Ces lys et ces fleurettes,

Et ces roses ici,

Ces vermeillettes roses

Tout fraîchement écloses

Et ces oeillets aussi.

De votre douce haleine

Eventez cette plaine,

Eventez ce séjour

Cependant que j'ahanne

A mon blé que je vanne

A la chaleur du jour.

 

 

 

LES REGRETS

(Heureux qui comme Ulysse)

 

Heureux qui, comme Ulysse, a fait un beau voyage

Ou comme celui-là qui conquit la Toison,

Et puis est retourné plein d'usage et raison,

Vivre entre ses parents le reste de son âge!

 

Quand reverrai-je, hélas, de mon petit village

Fumer la cheminée, et en quelle saison

Reverrai-je le clos de ma pauvre maison,

Qui m'est une province et beaucoup davantage?

 

Plus me plaît le séjour qu'ont bâti mes aïeux

, Que des palais romains le front audacieux,

Plus que le marbre dur me plaît l'ardoise fine

 

. Plus mon Loire gaulois que le Tibre latin,

Plus mon petit Liré que le mont Palatin,

Et plus que l'air marin la douceur angevine.

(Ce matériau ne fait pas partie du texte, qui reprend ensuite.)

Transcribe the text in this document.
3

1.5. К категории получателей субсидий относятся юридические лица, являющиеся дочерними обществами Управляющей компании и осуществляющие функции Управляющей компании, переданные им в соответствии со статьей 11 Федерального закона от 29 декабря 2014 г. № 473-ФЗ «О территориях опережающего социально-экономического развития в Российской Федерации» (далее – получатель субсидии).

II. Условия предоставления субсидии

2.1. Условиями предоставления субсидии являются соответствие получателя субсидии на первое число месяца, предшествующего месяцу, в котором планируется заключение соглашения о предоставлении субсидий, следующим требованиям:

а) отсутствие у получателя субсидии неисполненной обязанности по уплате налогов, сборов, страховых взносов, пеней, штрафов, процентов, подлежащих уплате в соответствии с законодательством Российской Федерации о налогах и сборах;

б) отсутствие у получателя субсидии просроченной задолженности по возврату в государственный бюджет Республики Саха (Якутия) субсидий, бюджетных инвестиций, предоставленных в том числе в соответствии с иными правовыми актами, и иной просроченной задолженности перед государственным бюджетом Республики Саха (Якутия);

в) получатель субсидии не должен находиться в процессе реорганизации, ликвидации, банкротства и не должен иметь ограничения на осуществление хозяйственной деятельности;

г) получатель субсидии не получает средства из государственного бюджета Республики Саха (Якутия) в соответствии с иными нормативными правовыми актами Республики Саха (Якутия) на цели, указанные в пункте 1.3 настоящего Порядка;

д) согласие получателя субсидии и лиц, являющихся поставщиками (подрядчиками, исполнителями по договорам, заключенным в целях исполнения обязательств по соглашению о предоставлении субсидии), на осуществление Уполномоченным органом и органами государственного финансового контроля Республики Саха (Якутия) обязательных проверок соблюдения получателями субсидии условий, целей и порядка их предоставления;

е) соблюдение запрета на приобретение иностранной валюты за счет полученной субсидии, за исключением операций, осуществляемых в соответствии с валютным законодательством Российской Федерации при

J'aime la liberté, et languis en service

 

J'aime la liberté, et languis en service,

Je n'aime point la cour, et me faut courtiser,

Je n'aime la feintise, et me faut déguiser,

J'aime simplicité, et n'apprends que malice ;

 

Je n'adore les biens, et sers à l'avarice,

Je n'aime les honneurs, et me les faut priser,

Je veux garder ma foi, et me la faut briser,

Je cherche la vertu, et ne trouve que vice !

 

Je cherche le repos, et trouver ne le puis

, J'embrasse le plaisir, et n'éprouve qu'ennuis,

Je n'aime à discourir, en raison je me fonde :

 

J'ai le corps maladif, et me faut voyager,

Je suis né pour la Muse, on me fait ménager ;

Ne suis-je pas, Morel, le plus chétif du monde ?

 

Joachim Du Bellay (1525 - vers 1560)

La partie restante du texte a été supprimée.